23. U.S. GOVERNMENT CONTRACTS. If this order is issued pursuant to a U.S. Government prime or subcontract, the foregoing conditions of sale are hereby modified as required (mandatory flowdown only) to include such Terms and Conditions of the Federal Acquisition Regulations in effect as of the date of order and only as directly applicable based on value of this order.
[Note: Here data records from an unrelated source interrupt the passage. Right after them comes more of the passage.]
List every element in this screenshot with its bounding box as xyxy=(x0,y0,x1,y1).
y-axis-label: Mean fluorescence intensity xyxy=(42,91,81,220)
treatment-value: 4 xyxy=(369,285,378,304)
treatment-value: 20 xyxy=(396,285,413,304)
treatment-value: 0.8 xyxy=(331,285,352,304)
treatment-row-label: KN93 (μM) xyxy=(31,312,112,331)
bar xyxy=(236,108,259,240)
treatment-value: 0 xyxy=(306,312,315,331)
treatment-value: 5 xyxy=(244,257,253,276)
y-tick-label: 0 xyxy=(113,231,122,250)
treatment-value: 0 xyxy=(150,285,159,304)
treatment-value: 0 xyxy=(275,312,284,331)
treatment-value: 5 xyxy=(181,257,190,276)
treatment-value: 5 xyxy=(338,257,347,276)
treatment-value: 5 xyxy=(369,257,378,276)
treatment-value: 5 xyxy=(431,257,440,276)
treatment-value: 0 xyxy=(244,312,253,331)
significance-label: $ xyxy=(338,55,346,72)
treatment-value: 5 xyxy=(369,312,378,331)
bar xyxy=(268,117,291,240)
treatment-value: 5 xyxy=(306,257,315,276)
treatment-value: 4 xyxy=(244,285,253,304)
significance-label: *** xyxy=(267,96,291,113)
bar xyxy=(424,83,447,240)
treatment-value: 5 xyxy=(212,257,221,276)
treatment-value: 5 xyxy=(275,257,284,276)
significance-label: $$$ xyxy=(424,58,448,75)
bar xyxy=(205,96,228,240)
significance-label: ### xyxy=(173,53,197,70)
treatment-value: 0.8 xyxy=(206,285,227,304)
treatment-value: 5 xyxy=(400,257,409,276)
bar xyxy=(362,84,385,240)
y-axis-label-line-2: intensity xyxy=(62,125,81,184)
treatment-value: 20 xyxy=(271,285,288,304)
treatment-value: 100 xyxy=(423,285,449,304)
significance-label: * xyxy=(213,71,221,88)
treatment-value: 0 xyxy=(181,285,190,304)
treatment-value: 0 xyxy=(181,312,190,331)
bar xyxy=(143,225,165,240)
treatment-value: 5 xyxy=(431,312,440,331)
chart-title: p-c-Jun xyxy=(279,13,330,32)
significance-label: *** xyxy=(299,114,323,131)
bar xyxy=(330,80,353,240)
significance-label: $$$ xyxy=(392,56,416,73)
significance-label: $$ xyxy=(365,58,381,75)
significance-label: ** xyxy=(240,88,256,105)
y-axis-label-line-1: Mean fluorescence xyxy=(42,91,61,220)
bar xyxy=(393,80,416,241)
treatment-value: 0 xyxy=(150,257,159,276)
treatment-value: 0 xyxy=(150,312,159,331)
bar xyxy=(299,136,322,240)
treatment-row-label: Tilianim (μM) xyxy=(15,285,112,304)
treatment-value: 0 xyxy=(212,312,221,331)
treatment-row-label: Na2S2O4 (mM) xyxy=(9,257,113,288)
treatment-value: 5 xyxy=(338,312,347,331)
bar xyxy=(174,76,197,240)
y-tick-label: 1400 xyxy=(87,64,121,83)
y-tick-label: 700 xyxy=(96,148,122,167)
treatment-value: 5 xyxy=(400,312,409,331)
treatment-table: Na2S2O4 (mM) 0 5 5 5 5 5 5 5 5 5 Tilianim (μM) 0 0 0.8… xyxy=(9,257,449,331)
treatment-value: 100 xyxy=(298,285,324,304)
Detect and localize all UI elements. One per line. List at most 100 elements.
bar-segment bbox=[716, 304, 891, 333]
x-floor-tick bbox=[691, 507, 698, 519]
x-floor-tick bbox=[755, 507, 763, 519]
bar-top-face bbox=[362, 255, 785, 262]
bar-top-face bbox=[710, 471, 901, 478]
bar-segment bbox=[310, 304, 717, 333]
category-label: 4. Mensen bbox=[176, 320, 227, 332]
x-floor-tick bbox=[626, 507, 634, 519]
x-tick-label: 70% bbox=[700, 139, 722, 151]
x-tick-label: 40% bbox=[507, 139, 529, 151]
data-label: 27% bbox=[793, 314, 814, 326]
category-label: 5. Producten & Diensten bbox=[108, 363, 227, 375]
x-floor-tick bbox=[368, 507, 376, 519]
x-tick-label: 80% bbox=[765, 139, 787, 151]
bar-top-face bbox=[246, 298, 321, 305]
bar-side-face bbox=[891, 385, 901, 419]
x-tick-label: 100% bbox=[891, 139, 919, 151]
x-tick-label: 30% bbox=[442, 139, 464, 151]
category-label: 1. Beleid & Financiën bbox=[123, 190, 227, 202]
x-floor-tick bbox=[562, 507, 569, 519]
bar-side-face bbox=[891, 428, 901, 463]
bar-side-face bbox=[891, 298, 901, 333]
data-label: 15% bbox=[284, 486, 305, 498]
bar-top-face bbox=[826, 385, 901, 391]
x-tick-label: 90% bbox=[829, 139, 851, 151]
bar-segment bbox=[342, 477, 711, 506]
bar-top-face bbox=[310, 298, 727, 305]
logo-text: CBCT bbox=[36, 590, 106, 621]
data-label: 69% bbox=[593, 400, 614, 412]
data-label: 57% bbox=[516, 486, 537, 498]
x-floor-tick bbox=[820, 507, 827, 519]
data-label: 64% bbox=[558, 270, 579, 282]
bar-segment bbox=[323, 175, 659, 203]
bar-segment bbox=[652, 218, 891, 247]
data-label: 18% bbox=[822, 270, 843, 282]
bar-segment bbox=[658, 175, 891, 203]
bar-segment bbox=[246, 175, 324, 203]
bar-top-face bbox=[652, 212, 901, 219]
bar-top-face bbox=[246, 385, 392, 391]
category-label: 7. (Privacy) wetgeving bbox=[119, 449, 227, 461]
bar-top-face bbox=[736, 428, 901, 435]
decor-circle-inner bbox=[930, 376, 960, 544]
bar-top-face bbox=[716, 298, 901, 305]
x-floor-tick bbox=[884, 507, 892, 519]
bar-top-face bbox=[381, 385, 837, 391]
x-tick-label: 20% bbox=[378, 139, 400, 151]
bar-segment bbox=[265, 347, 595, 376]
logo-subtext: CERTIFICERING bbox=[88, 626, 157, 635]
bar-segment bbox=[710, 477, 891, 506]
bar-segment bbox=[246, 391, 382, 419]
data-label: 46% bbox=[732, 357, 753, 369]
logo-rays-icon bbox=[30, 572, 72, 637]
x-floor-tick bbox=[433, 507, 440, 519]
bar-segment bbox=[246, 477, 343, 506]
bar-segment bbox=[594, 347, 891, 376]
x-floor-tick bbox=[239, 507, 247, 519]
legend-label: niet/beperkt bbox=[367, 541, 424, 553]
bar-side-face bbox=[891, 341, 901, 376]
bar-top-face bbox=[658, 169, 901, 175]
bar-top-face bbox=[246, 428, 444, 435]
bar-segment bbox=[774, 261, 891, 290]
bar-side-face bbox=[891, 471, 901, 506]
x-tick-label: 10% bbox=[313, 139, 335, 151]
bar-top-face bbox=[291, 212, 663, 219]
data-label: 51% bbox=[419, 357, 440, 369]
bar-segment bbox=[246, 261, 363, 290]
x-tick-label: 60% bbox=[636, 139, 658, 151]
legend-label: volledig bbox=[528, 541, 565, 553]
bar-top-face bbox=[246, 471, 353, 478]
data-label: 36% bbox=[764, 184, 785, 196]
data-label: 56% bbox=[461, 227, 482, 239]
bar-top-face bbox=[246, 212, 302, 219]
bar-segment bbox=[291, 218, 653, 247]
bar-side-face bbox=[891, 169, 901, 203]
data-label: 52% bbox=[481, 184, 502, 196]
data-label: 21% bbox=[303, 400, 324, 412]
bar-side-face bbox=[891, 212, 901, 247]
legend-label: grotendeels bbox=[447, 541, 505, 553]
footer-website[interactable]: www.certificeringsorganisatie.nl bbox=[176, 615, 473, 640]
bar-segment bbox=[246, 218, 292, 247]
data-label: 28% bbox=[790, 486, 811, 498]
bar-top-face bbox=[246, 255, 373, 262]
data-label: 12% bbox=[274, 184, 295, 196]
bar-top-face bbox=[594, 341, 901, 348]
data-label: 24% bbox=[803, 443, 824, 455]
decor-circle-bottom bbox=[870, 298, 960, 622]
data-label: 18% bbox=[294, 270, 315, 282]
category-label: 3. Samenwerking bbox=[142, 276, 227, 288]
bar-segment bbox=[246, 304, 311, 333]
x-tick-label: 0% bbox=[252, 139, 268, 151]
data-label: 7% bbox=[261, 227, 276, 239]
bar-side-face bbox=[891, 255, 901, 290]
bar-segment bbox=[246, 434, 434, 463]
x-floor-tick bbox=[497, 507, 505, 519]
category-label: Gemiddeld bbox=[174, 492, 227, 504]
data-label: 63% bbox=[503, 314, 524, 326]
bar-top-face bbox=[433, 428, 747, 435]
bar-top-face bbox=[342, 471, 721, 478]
24. ENTIRE AGREEMENT. This Agreement represents the entire agreement of the parties with respect to Buyer's order, and it supersedes all prior agreements, understandings, representations or warranties, whether oral or written, between the parties relating to such order. No statement, recommendation or assistance made or offered by Seller through its representatives in connection with suitability, capacity, performance or compliance with customer's specification of the Goods sold shall be or constitute a waiver by Seller of any provision hereof. No statements subsequent to the acceptance of the Agreement and these terms and conditions shall be binding upon Seller, nor shall the Agreement or such terms or conditions be amended or modified except by a duly authorized officer of Seller in a written, signed document referencing these terms and conditions. These terms and conditions shall remain effective as between Seller and Buyer regardless of any arrangement for financing of Buyer's purchase of the Goods.